The distribution of galaxies shows how the matter was distributed in the early Universe. As a result, it contains data on various cosmological variables, including the density of matter. The ideal method for data analysis is still up for debate. Although this approach is considered inadequate, most studies concentrate on calculating the correlation functions of the galaxy distribution and comparing them to physical models.
While many alternatives have been proposed, there needs to be more consensus on which have practical utility, and few are natural from a theoretical standpoint.
A new study shows that tools from the theory of disordered heterogeneous media are well suited to characterizing the distribution of galaxies and yielding further information on the Universe’s structure and evolution.
Based on a series of simulations, scientists have started to explore the heterogeneous structure of the Universe by analyzing the distribution of galaxies as a collection of points rather than as a continuous distribution, similar to the individual particles of matter that make up a material.
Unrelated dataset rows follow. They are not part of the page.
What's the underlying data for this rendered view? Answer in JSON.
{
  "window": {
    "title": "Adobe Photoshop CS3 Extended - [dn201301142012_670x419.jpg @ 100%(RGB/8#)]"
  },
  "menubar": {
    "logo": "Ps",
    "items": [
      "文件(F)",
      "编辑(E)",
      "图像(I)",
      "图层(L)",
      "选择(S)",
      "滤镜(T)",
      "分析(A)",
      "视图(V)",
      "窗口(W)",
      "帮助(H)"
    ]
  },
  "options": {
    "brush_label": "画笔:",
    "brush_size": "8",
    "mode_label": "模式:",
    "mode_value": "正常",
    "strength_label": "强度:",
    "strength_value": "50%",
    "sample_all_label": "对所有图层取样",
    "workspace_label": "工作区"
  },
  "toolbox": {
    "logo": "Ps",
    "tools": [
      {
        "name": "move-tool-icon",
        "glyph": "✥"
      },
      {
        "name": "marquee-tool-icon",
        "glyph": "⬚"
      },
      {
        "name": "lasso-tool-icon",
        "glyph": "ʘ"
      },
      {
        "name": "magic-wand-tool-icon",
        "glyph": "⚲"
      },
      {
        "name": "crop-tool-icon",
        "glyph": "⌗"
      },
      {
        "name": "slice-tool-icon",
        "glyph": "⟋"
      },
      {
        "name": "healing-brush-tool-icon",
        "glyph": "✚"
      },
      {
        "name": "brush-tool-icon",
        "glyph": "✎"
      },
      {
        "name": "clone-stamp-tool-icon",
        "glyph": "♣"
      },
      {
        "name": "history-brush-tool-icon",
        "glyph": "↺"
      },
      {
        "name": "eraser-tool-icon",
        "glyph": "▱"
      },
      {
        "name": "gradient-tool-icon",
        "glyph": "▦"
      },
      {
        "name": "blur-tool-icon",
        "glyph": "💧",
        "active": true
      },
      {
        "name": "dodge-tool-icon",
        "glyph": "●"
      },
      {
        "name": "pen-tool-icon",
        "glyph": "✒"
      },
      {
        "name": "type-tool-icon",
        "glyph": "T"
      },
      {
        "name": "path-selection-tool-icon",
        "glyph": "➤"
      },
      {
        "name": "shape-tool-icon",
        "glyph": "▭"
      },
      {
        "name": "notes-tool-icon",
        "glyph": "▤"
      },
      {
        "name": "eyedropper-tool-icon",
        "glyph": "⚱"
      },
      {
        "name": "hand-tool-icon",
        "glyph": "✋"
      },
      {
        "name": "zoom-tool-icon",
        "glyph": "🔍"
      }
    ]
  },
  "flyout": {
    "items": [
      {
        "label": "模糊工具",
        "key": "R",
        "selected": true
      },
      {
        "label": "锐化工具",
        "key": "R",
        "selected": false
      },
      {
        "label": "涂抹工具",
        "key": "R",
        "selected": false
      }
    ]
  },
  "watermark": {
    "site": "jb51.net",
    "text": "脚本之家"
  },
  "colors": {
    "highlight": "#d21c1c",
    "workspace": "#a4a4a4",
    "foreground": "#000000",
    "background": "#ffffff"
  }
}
This method has made it possible to quantify the relative disorder of the Universe and use mathematics created for materials science to understand the Universe’s fundamental structure better.
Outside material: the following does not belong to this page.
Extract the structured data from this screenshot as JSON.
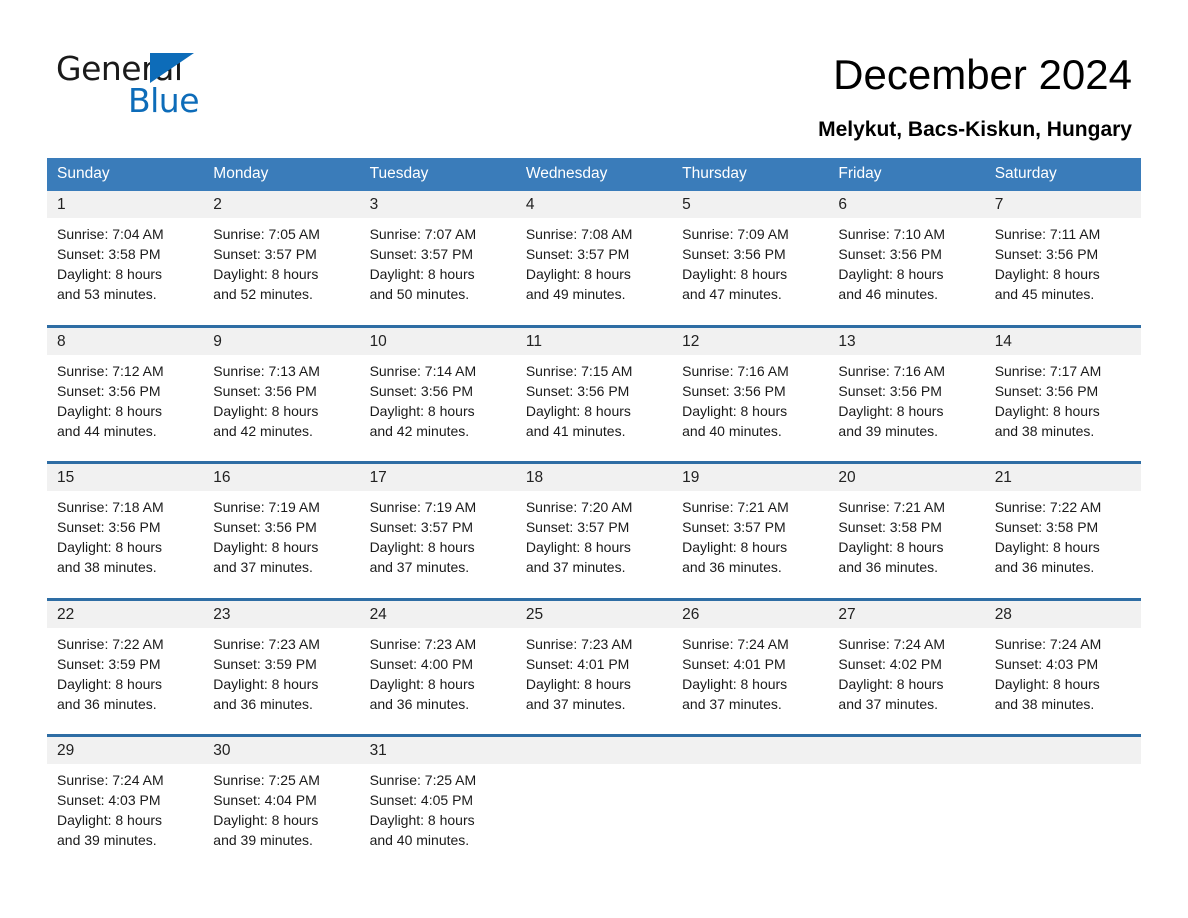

Oliver Philcox, a co-author of the study, said, “What we found was that the distribution of galaxies in the universe is quite different from the physical properties of conventional materials, having its unique signature.”
Scientists analyzed the public simulation data generated by Princeton University and the Flatiron Institute. One billion dark matter “particles” make up each of the 1,000 simulations, and the clusters they create through gravitational evolution act as stand-ins for galaxies.
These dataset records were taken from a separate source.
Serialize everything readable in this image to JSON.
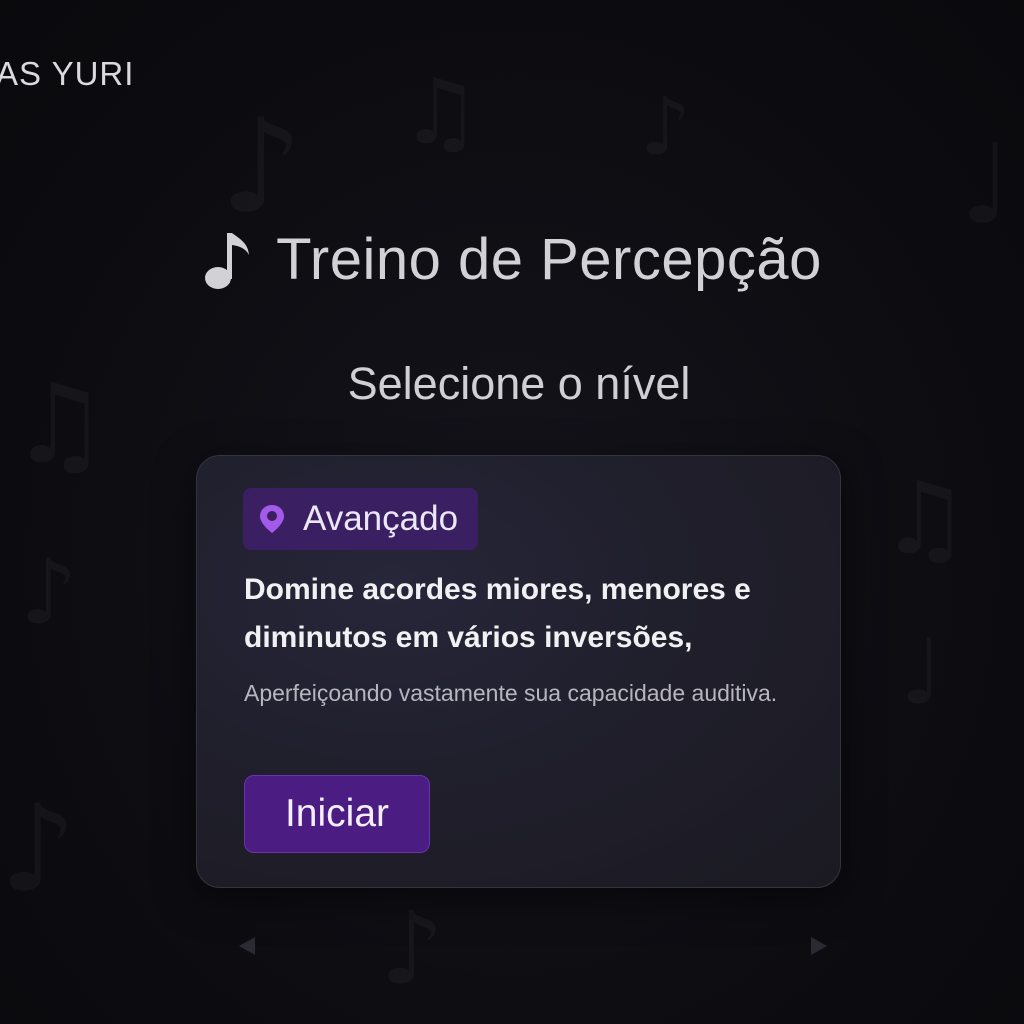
{
  "brand": {
    "text": "AS YURI"
  },
  "header": {
    "title": "Treino de Percepção",
    "title_icon": "music-note-icon",
    "subtitle": "Selecione o nível"
  },
  "level_card": {
    "badge_icon": "location-pin-icon",
    "badge_label": "Avançado",
    "description_main": "Domine acordes miores, menores e diminutos em vários inversões,",
    "description_sub": "Aperfeiçoando vastamente sua capacidade auditiva.",
    "start_label": "Iniciar"
  },
  "navigation": {
    "prev_icon": "arrow-left-icon",
    "next_icon": "arrow-right-icon"
  },
  "colors": {
    "background": "#0c0c10",
    "card": "#201f2c",
    "accent_purple": "#4b1c82",
    "badge_purple": "#3b1f63",
    "pin_purple": "#a35ae8",
    "title_text": "#d2d2d6"
  }
}
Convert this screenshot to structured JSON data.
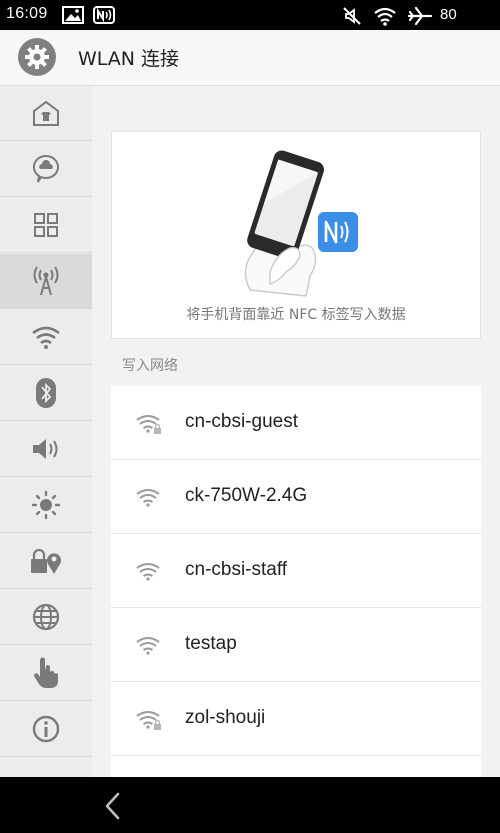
{
  "status_bar": {
    "time": "16:09",
    "battery": "80"
  },
  "header": {
    "title": "WLAN 连接"
  },
  "sidebar": {
    "items": [
      {
        "icon": "home-icon"
      },
      {
        "icon": "cloud-chat-icon"
      },
      {
        "icon": "apps-grid-icon"
      },
      {
        "icon": "hotspot-antenna-icon",
        "active": true
      },
      {
        "icon": "wifi-icon"
      },
      {
        "icon": "bluetooth-icon"
      },
      {
        "icon": "volume-icon"
      },
      {
        "icon": "brightness-icon"
      },
      {
        "icon": "lock-location-icon"
      },
      {
        "icon": "globe-icon"
      },
      {
        "icon": "hand-pointer-icon"
      },
      {
        "icon": "info-icon"
      }
    ]
  },
  "nfc_card": {
    "caption": "将手机背面靠近 NFC 标签写入数据",
    "accent_color": "#3a8ee6"
  },
  "networks_section": {
    "label": "写入网络",
    "networks": [
      {
        "name": "cn-cbsi-guest",
        "secured": true
      },
      {
        "name": "ck-750W-2.4G",
        "secured": false
      },
      {
        "name": "cn-cbsi-staff",
        "secured": false
      },
      {
        "name": "testap",
        "secured": false
      },
      {
        "name": "zol-shouji",
        "secured": true
      }
    ]
  }
}
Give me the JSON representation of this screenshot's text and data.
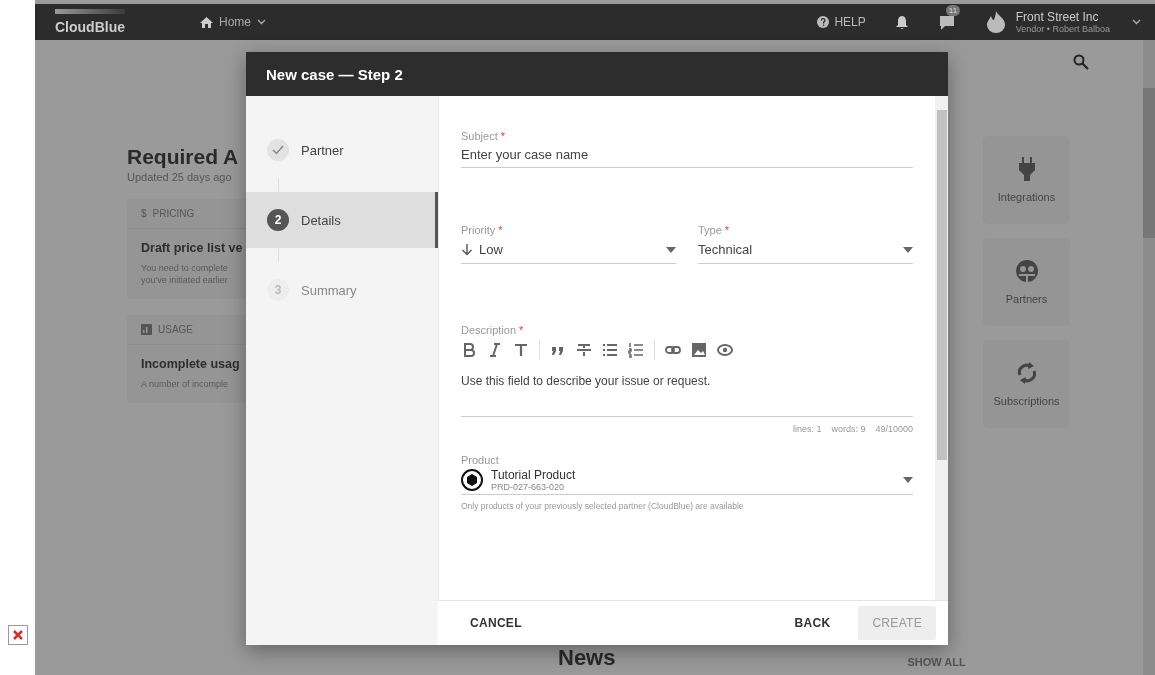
{
  "topbar": {
    "logo": "CloudBlue",
    "nav": "Home",
    "help": "HELP",
    "badge": "11",
    "account": {
      "name": "Front Street Inc",
      "role": "Vendor • Robert Balboa"
    }
  },
  "background": {
    "title": "Required A",
    "subtitle": "Updated 25 days ago",
    "cards": [
      {
        "kind": "pricing",
        "symbol": "$",
        "category": "PRICING",
        "title": "Draft price list ve",
        "lines": [
          "You need to complete",
          "you've initiated earlier"
        ]
      },
      {
        "kind": "usage",
        "category": "USAGE",
        "title": "Incomplete usag",
        "lines": [
          "A number of incomple"
        ]
      }
    ],
    "tiles": [
      {
        "kind": "plug",
        "label": "Integrations"
      },
      {
        "kind": "partners",
        "label": "Partners"
      },
      {
        "kind": "refresh",
        "label": "Subscriptions"
      }
    ],
    "news": "News",
    "show_all": "SHOW ALL"
  },
  "modal": {
    "title": "New case — Step 2",
    "steps": [
      {
        "kind": "done",
        "label": "Partner",
        "selected": false
      },
      {
        "kind": "current",
        "number": "2",
        "label": "Details",
        "selected": true
      },
      {
        "kind": "pending",
        "number": "3",
        "label": "Summary",
        "selected": false
      }
    ],
    "subject": {
      "label": "Subject",
      "required_mark": "*",
      "placeholder": "Enter your case name"
    },
    "priority": {
      "label": "Priority",
      "required_mark": "*",
      "value": "Low"
    },
    "type": {
      "label": "Type",
      "required_mark": "*",
      "value": "Technical"
    },
    "description": {
      "label": "Description",
      "required_mark": "*",
      "text": "Use this field to describe your issue or request.",
      "stats": [
        "lines: 1",
        "words: 9",
        "49/10000"
      ]
    },
    "product": {
      "label": "Product",
      "name": "Tutorial Product",
      "id": "PRD-027-663-020",
      "hint": "Only products of your previously selected partner (CloudBlue) are available"
    },
    "buttons": [
      {
        "label": "CANCEL",
        "disabled": false
      },
      {
        "label": "BACK",
        "disabled": false
      },
      {
        "label": "CREATE",
        "disabled": true
      }
    ]
  }
}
One of the paper’s key findings is the correlations between pairs of galaxies that are topologically connected using the pair-connectedness function. The research team demonstrated that, on larger scales (on the order of several hundred megaparsecs), the Universe approaches hyperuniformity. In contrast, on smaller scales (up to 10 megaparsecs), it becomes almost antihyperuniform and strongly inhomogeneous. Based on this and the variety of other descriptors that emerge in the theory of heterogeneous media.
Salvatore Torquato, frequent Member and Visitor at the Institute for Advanced Study and Lewis Bernard Professor of Natural Sciences based in Princeton University’s chemistry and physics departments, said, “The perceived shift between order and disorder depends largely on scale. The pointillist technique of Georges Seurat in the painting A Sunday on La Grande Jatte produces a similar visual effect; the work appears disordered when viewed up close and highly ordered from afar. In terms of the Universe, the degree of order and disorder is more subtle, as with a Rorschach inkblot test that can be interpreted in infinite ways.”
The scientists created a consistent and impartial framework for evaluating order thanks to statistical methods, including nearest-neighbor distributions, clustering diagnostics, Poisson distributions, percolation thresholds, and the pair-connectedness function. These conclusions, therefore, apply to various other dynamical physical systems even though they were formulated in a cosmic framework.
Scientists noted, “This interdisciplinary work, combining the techniques of cosmology and condensed matter physics, has future implications for both fields. Beyond the distribution of galaxies, many other features of the Universe can be explored with these tools, including cosmic voids and the ionized hydrogen bubbles that formed during the reionization phase of the Universe.”